Şeb-i hicran: (f. is. t.) Ayrılık gecesi.
Bu beyitte mum gibi yanmak; hazdan erimek ve sevinmekten kinayedir. Şair: “Sana kavştuğum gün yanıyorum, seviniyorum ama, bu, gamla geçecek simsiyah ayrılık gecene biraz ışık ve teselli hazırlamak içindir” diyor.

5. Yağmâ-yi gam: (f. is. t.) Gam yağması; gamın yağma etmesi.
Nerkis-i fettan: (f. s. t.) Fitneci nergis, yani gönlü allak; bulak eden göz.
Nazar-i nerkis-i fettân: (f. is. t.) Fitneci gözün bakışı.
Anlaşılıyor ki, şairin gönlünü ve canını gamın yağmasından kurtarmağa çalışması, ancak, sevgilisinin dikkatini kendi üzerine çekebilmek, gözüne girebilmek yahut canını onun bakışlarına yağma ettirmek içindir.

6. Şair gönlünü, kendi canı içinde ayrı canı olan bir varlık gibi telâkki ederek onu, fırsat düşmüşken, sevgilisinin bakışları uğrunda ölmeğe teşvik ediyor.
Anın, onun demektir.

7. Vâiz; camilerde vaiz veren, yani, halka dinî vecibelerini öğretmek için nasihat yollu konuşmalar yapan adamlara denir.
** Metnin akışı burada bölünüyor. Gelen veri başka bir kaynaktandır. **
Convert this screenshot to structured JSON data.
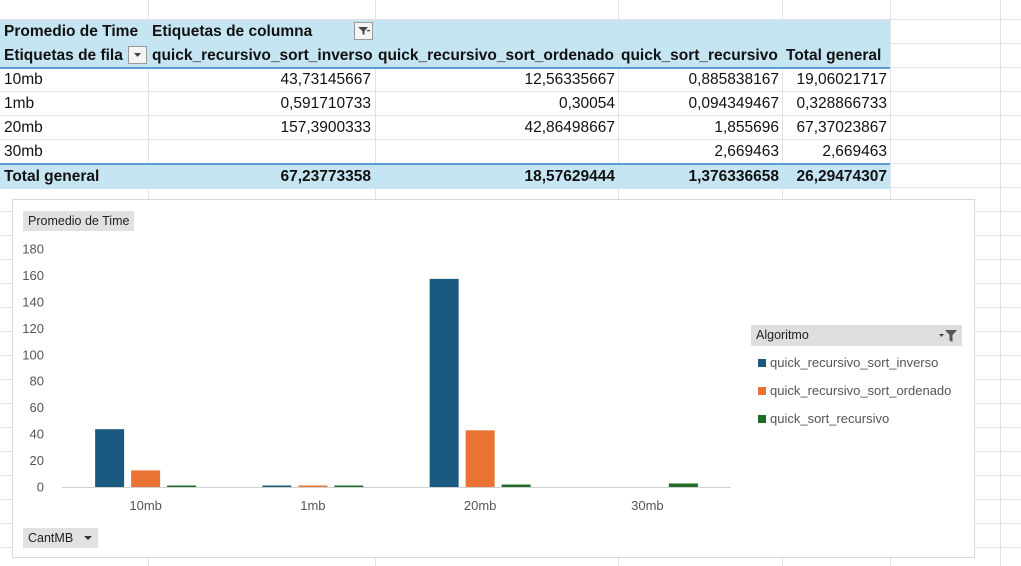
{
  "pivot": {
    "value_field": "Promedio de Time",
    "column_labels": "Etiquetas de columna",
    "row_labels": "Etiquetas de fila",
    "columns": [
      "quick_recursivo_sort_inverso",
      "quick_recursivo_sort_ordenado",
      "quick_sort_recursivo",
      "Total general"
    ],
    "rows": [
      {
        "label": "10mb",
        "values": [
          "43,73145667",
          "12,56335667",
          "0,885838167",
          "19,06021717"
        ]
      },
      {
        "label": "1mb",
        "values": [
          "0,591710733",
          "0,30054",
          "0,094349467",
          "0,328866733"
        ]
      },
      {
        "label": "20mb",
        "values": [
          "157,3900333",
          "42,86498667",
          "1,855696",
          "67,37023867"
        ]
      },
      {
        "label": "30mb",
        "values": [
          "",
          "",
          "2,669463",
          "2,669463"
        ]
      }
    ],
    "total": {
      "label": "Total general",
      "values": [
        "67,23773358",
        "18,57629444",
        "1,376336658",
        "26,29474307"
      ]
    }
  },
  "chart": {
    "value_button": "Promedio de Time",
    "axis_button": "CantMB",
    "legend_title": "Algoritmo"
  },
  "chart_data": {
    "type": "bar",
    "categories": [
      "10mb",
      "1mb",
      "20mb",
      "30mb"
    ],
    "series": [
      {
        "name": "quick_recursivo_sort_inverso",
        "color": "#1b5a80",
        "values": [
          43.73145667,
          0.591710733,
          157.3900333,
          null
        ]
      },
      {
        "name": "quick_recursivo_sort_ordenado",
        "color": "#ea7333",
        "values": [
          12.56335667,
          0.30054,
          42.86498667,
          null
        ]
      },
      {
        "name": "quick_sort_recursivo",
        "color": "#1e6b2a",
        "values": [
          0.885838167,
          0.094349467,
          1.855696,
          2.669463
        ]
      }
    ],
    "yticks": [
      "0",
      "20",
      "40",
      "60",
      "80",
      "100",
      "120",
      "140",
      "160",
      "180"
    ],
    "ylim": [
      0,
      180
    ],
    "grid": false,
    "legend": "right"
  },
  "icons": {
    "filter": "filter-icon",
    "dropdown": "chevron-down-icon"
  }
}
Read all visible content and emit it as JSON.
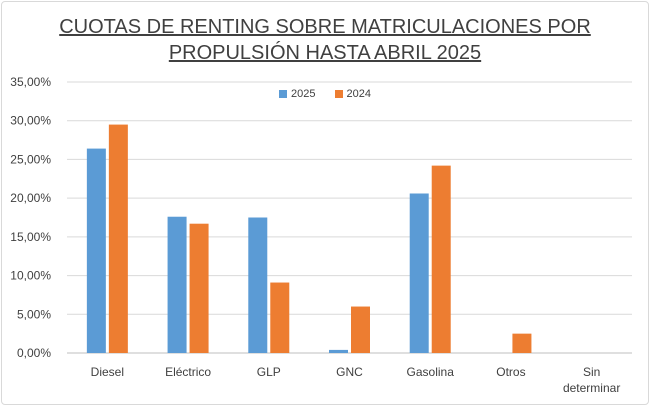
{
  "chart_data": {
    "type": "bar",
    "title_line1": "CUOTAS DE RENTING SOBRE MATRICULACIONES POR",
    "title_line2": "PROPULSIÓN HASTA ABRIL 2025",
    "categories": [
      "Diesel",
      "Eléctrico",
      "GLP",
      "GNC",
      "Gasolina",
      "Otros",
      "Sin determinar"
    ],
    "category_lines": [
      [
        "Diesel"
      ],
      [
        "Eléctrico"
      ],
      [
        "GLP"
      ],
      [
        "GNC"
      ],
      [
        "Gasolina"
      ],
      [
        "Otros"
      ],
      [
        "Sin",
        "determinar"
      ]
    ],
    "series": [
      {
        "name": "2025",
        "color": "#5b9bd5",
        "values": [
          26.4,
          17.6,
          17.5,
          0.4,
          20.6,
          0.0,
          0.0
        ]
      },
      {
        "name": "2024",
        "color": "#ed7d31",
        "values": [
          29.5,
          16.7,
          9.1,
          6.0,
          24.2,
          2.5,
          0.0
        ]
      }
    ],
    "y_ticks": [
      "0,00%",
      "5,00%",
      "10,00%",
      "15,00%",
      "20,00%",
      "25,00%",
      "30,00%",
      "35,00%"
    ],
    "ylim": [
      0,
      35
    ],
    "grid": true,
    "legend_position": "top-center",
    "xlabel": "",
    "ylabel": ""
  }
}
Hocalar, halkı din icaplarına göre hareket etmeğe teşvik için, korkutma yolunu tutarlar, dünyada günah işleyenlerin cehennemdeki gayyâ kuyusunun ateşlerinde nasıl yanıp azap çekeceklerine ve ellerinde ateşten topuzlar taşıyan cehennem zebanilerine dair türlü korkunç hikâyeler anlatırlardı.
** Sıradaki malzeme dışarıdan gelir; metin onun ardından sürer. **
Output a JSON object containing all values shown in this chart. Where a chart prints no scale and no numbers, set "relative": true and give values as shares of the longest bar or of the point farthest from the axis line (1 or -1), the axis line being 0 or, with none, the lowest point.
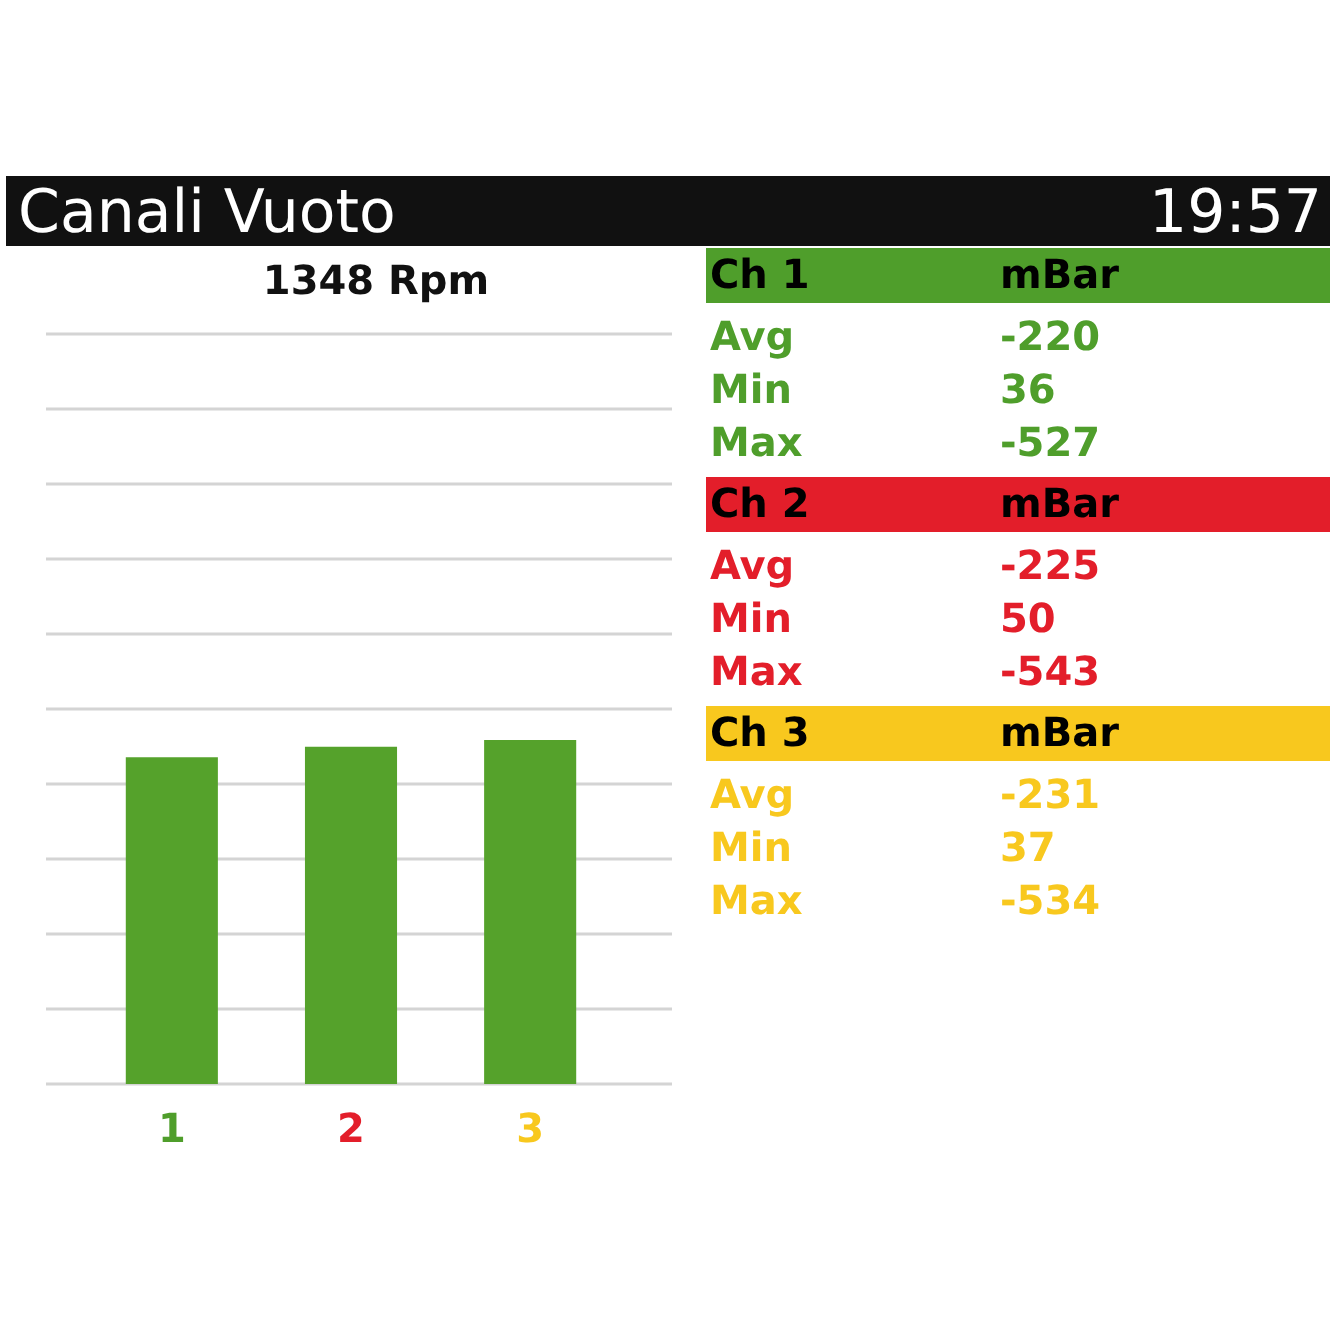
{
  "chart_data": [
    {
      "type": "other",
      "title": "Canali Vuoto",
      "annotations": [
        "19:57"
      ]
    },
    {
      "type": "bar",
      "title": "1348 Rpm",
      "categories": [
        "1",
        "2",
        "3"
      ],
      "values": [
        0.95,
        0.98,
        1
      ],
      "color": "#55a22b",
      "relative": true,
      "grid": "y"
    },
    {
      "type": "other",
      "categories": [
        "Avg",
        "Min",
        "Max"
      ],
      "ylabel": "mBar",
      "series": [
        {
          "name": "Ch 1",
          "color": "#4f9e2b",
          "values": [
            -220,
            36,
            -527
          ]
        },
        {
          "name": "Ch 2",
          "color": "#e31e2a",
          "values": [
            -225,
            50,
            -543
          ]
        },
        {
          "name": "Ch 3",
          "color": "#f8c81e",
          "values": [
            -231,
            37,
            -534
          ]
        }
      ],
      "data_labels": true
    }
  ]
}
Vasfetmek, bir şeyin nasıl olduğunu anlatmak demektir. İkinci mısradaki vasi kelimesini, vezinde bir kapalı ve bir açık hece karşılığı olacak surette okumak lâzımdır.
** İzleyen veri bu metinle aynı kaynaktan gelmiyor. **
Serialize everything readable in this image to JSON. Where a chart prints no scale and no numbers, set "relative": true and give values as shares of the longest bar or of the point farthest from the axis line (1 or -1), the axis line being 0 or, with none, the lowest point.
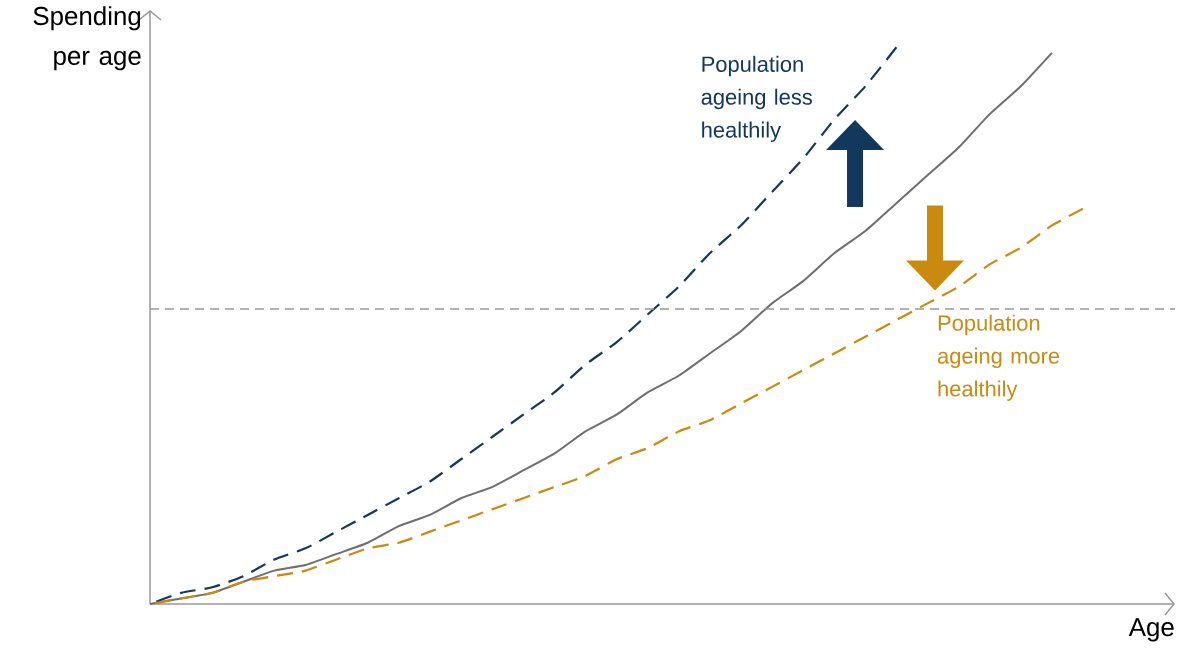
{
  "chart_data": {
    "type": "line",
    "relative": true,
    "xlabel": "Age",
    "ylabel": "Spending per age",
    "categories": [
      null,
      null,
      null,
      null,
      null,
      null,
      null,
      null,
      null,
      null,
      null,
      null,
      null,
      null,
      null,
      null,
      null,
      null,
      null,
      null,
      null,
      null,
      null,
      null,
      null,
      null,
      null,
      null,
      null,
      null,
      null
    ],
    "series": [
      {
        "color": "#6e6e6e",
        "line_style": "solid",
        "values": [
          0,
          0.01,
          0.02,
          0.04,
          0.06,
          0.07,
          0.09,
          0.11,
          0.14,
          0.16,
          0.19,
          0.21,
          0.24,
          0.27,
          0.31,
          0.34,
          0.38,
          0.41,
          0.45,
          0.49,
          0.54,
          0.58,
          0.63,
          0.67,
          0.72,
          0.77,
          0.82,
          0.88,
          0.93,
          0.99,
          null
        ]
      },
      {
        "name": "Population ageing less healthily",
        "color": "#14375e",
        "line_style": "dashed",
        "values": [
          0,
          0.02,
          0.03,
          0.05,
          0.08,
          0.1,
          0.13,
          0.16,
          0.19,
          0.22,
          0.26,
          0.3,
          0.34,
          0.38,
          0.43,
          0.47,
          0.52,
          0.57,
          0.63,
          0.68,
          0.74,
          0.8,
          0.87,
          0.93,
          1.0,
          null,
          null,
          null,
          null,
          null,
          null
        ]
      },
      {
        "name": "Population ageing more healthily",
        "color": "#c98a0f",
        "line_style": "dashed",
        "values": [
          0,
          0.01,
          0.02,
          0.04,
          0.05,
          0.06,
          0.08,
          0.1,
          0.11,
          0.13,
          0.15,
          0.17,
          0.19,
          0.21,
          0.23,
          0.26,
          0.28,
          0.31,
          0.33,
          0.36,
          0.39,
          0.42,
          0.45,
          0.48,
          0.51,
          0.54,
          0.57,
          0.61,
          0.64,
          0.68,
          0.71
        ]
      }
    ],
    "ref_lines": [
      {
        "axis": "y",
        "value": 0.53,
        "color": "#999999",
        "line_style": "dashed"
      }
    ]
  }
}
Kûlbe-i ahzân: (f. is. t.) Hüzünler kulübesi.
Arapça birer isim tamlaması olan beytülhazen ve beytül- ahzân, kaybolan oğlu Yusuf’un hasretiyle ağlaya ağlaya gözleri görmez olan Yakup peygamberin ikametgâhı için kullanılan tabirlerdir, beytülhazen hüzün evi ve beytül’ahzân, “hüzünler evi” demektir. Külbe-i ahzân da bu Arapça tamlamanın karşılığı olarak Farsçada kullanılır. Şairler, kendi fakir ve gamlı odaları, evleri için de bu tabiri kullanırlar. Nitekim içinde sevgilisinin Hasretiyle yaşadığı kulübesi de Fuzûlî’ye cehennem azapları çektiriyormuş.